Der vermeintliche Killer auf dem Rachetrip wird natürlich von Jô Shishido verkörpert. Er hat aber nicht nur nichts mit den Mordanschlägen auf die Gangsterbosse zu tun – im Laufe des Films beißt einer nach dem anderen ins Gras -, sondern er ist bei dem bunten Treiben, das sich hier entspinnt, im Folgenden eigentlich nur prominenter Zaungast. MURDER UNINCORPORATED entpuppt sich als turbulente Killer-Komödie, in dessen Mittelpunkt die engagierten Profis stehen, die unseren Joe auf die Schliche kommen sollen. Doch die werden ihrerseits vom eigentlichen Drahtzieher dieser Verschwörung, dem Boss der gegnerischen Anzai-Gang, ausgedünnt, der seinerseits einen Haufen Hitmen anheuert und auf die zehn ahnungslosen Trottel loslässt. Daraus ergibt sich dann ein klamaukiges Hin und Her, dem immer wieder Gangster und Killer zum Opfer fallen, bis Joe sich erbarmt und auf die Seite seiner Verfolger schlägt, um das hinterhältige Spiel zu beenden.

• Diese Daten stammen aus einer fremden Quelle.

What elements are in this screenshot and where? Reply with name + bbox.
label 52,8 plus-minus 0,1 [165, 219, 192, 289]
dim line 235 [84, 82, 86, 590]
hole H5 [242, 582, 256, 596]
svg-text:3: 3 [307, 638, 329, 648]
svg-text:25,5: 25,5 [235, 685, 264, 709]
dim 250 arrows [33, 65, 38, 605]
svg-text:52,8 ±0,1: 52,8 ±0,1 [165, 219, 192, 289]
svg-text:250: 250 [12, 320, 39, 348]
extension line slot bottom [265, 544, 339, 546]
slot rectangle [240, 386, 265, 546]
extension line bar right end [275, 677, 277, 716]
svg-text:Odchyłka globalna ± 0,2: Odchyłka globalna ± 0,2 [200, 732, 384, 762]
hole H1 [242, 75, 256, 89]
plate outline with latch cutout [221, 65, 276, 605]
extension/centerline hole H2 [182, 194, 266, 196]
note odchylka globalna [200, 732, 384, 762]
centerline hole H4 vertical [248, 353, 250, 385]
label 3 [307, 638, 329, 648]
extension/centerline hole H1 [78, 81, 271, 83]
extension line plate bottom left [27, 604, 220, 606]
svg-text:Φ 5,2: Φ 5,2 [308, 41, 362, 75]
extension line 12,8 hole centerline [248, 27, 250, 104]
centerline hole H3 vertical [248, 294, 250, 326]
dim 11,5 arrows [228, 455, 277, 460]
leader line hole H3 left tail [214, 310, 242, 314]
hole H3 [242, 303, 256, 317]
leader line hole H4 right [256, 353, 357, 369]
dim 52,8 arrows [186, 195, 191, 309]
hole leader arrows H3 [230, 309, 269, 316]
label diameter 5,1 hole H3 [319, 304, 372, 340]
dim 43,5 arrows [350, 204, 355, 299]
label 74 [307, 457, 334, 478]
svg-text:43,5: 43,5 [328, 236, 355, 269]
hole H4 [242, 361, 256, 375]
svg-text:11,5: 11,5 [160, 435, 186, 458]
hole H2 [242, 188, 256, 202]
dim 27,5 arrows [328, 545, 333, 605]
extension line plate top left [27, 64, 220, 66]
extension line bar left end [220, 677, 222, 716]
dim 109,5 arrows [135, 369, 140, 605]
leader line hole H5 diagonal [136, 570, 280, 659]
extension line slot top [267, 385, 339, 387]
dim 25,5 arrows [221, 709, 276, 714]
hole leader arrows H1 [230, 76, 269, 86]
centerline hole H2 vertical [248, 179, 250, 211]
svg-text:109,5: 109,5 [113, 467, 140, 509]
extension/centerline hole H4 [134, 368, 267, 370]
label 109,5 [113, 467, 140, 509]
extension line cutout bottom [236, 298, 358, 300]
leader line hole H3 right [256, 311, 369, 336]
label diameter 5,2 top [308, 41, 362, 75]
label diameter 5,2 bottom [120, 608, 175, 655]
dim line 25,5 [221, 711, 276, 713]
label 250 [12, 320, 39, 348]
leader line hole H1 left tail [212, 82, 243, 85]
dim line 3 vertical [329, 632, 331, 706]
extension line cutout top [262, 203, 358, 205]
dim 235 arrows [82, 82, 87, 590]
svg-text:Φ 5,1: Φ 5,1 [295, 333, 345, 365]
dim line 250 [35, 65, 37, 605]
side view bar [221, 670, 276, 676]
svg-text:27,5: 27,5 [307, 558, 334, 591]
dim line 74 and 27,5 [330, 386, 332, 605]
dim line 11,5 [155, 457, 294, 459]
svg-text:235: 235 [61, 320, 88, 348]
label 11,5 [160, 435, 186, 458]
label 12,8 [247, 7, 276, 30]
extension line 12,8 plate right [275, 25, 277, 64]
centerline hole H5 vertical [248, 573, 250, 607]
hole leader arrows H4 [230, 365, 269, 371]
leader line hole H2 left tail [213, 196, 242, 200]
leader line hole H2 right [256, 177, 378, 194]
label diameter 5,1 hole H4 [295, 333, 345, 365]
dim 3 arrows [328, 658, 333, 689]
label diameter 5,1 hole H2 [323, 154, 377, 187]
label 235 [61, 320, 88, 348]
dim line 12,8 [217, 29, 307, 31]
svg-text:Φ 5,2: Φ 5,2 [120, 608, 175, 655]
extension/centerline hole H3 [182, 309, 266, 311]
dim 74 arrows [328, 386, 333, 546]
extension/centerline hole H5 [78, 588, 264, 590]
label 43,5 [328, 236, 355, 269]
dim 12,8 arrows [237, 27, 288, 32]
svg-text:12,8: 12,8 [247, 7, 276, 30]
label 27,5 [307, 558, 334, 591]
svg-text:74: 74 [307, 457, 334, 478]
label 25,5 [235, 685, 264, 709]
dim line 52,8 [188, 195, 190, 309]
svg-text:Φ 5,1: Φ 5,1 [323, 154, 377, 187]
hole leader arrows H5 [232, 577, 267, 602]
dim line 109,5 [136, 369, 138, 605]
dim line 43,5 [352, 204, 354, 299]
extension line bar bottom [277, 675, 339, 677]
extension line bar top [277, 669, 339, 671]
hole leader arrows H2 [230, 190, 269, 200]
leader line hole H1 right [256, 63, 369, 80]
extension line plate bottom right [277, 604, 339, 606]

Als Joe-Feature ist der ganze Spaß ganz klar ein Etikettenschwindel, denn der Nikkatsu-Star tritt nur am Anfang und am Ende in Aktion, verschwindet im Mittelteil über weite Strecken gänzlich von der Bildfläche. Der Film entpuppt sich dabei als äußerst durchschnittlicher Klamauk aus Situationskomik und ein wenig Slapstick. Allerdings bringen die ganzen verschiedenen Charaktere mit ihren Kostümen und Persönlichkeiten schon ein wenig Pepp in die Sache. Wir haben z.B. die Brillenschlange Konmatsu, der Joe immer mal wieder unwissentlich über den Weg läuft, um ihn dann als „seinen Schüler“ unter seine Fittiche zu nehmen. Er will für alles Geld haben, ob er nun zuhört, antwortet oder sich schlicht in Bewegung setzt, weil er auf ein eigenes Geschäft spart. Er steht zumeist auch im Vordergrund der Handlung und übernimmt die Führung der Zehnertruppe, die sich schon bald in Zweierpaare splittet. Dazu gesellen sich noch ein Junge, der behauptet, der Enkel von Al Capone zu sein, ein ehemaliges Baseball-Talent mit schießenden Schläger, ein Heinrich-Heine-Fan mit Pistole im Buch und ein Koch, der es nicht fertig bringt, Fisch auszunehmen. Mit ihren bemitleidenswerten Kollegen stolpern sie von einer Falle in die nächste, bis sich Joe of Spades irgendwann erbarmt, die Sache selbst in die Hand zu nehmen, wobei er auch mit der Tochter des Anzai-Bosses anbändeln darf.

MURDER UNINCORPORATED bewegt sich die meiste Zeit auf dem Niveau von mittelmäßigen Jerry-Lewis-Filmen. Das Niveau ist überschaubar, und es zündet längst nicht jeder Gag. Zudem sieht man Jô Shishido in seinen Szenen deutlich an, dass dies hier nur lästige Pflichterfüllung für ihn darstellte. Die anderen Darsteller dagegen sind mit Feuereifer bei der Sache, und die Fülle an skurrilen Typen und schrägen Einfällen sorgt zumindest dafür, dass einem nicht langweilig wird. Wenn man sich damit arrangiert, dass es nur wenig Joe, dafür umso mehr stumpfen Frohsinn gibt, kann man durchaus seinen Spaß mit dem Filmchen haben. Es ist halt eher leichte Kost, zumal auch trotz makabrer Tendenzen gröbere Gewalttätigkeiten ausbleiben.